Jeremy Clarkson VS Socks
It’ll happen again this Christmas. Millions of people will think ‘What would Dad like? Socks or a book?’ and because they’re not near a Marks & Spencer (if that’s possible in the UK) they’ll drift into a bookstore. There in front of them they’ll see a bewildering array of colourful covers – but wait! This bloke’s on the telly talking about gearboxes! The perfect gift! Because Clarkson (who admittedly can sometimes be very funny) is the non-reader’s book purchase, a gift to be unwrapped and transferred to a bookshelf without ever being read, the literary equivalent of a scarf or cufflinks.
It’s an odd idea; a horse-owning public school toff who lives a fantasy life with family, nanny, housekeeper and many cars in a village of chinless green-wellie NIMBYs, being sold to working class dads because he has ‘shared values’ with them; a man who doesn’t like multi-culturalism, wants the old ways back, makes fun of anyone different, hates the poor, doesn’t believe in global warming and so on.
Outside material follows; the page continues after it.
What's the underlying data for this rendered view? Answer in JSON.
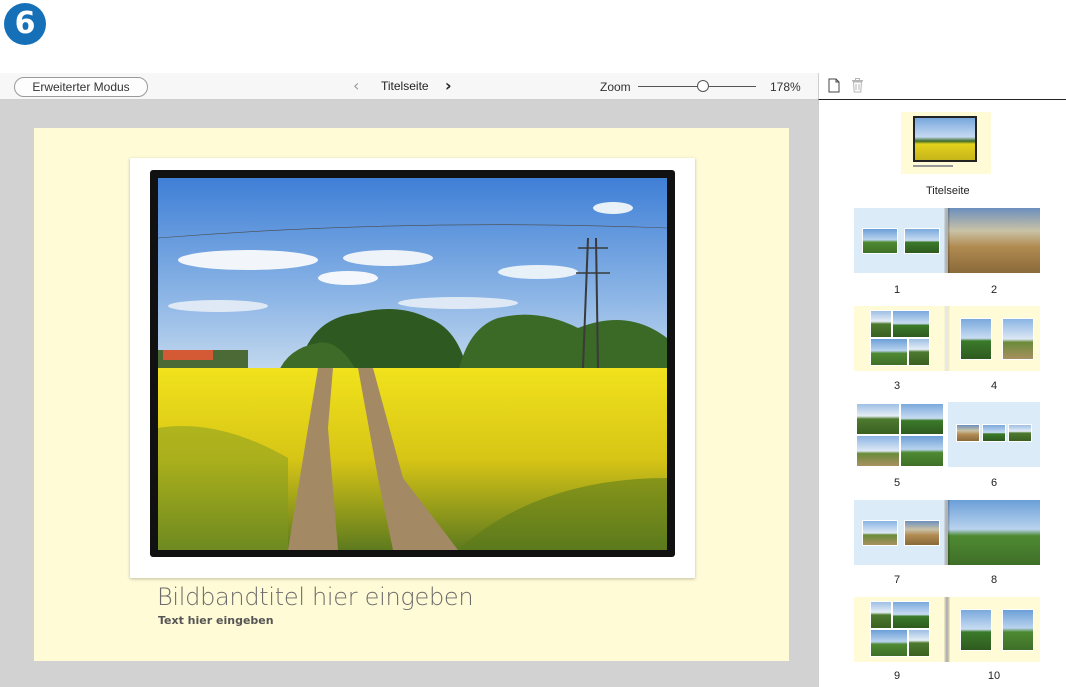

Clarkson’s tightrope act is an unenviable one. In ‘For Crying Out Loud!’ he complains that there are too many unnecessary words in use, but is described on the cover as ‘The multi-million copy bestselling phenomenon’. He disapproves of The Guardian, but the only quote he can find to sell the book is from Zoo, the magazine for tramps and convicts.
So this Christmas, think before you buy. Choose life. Choose something other than Jeremy Clarkson. And let’s hope his children turn out to be gay. And black.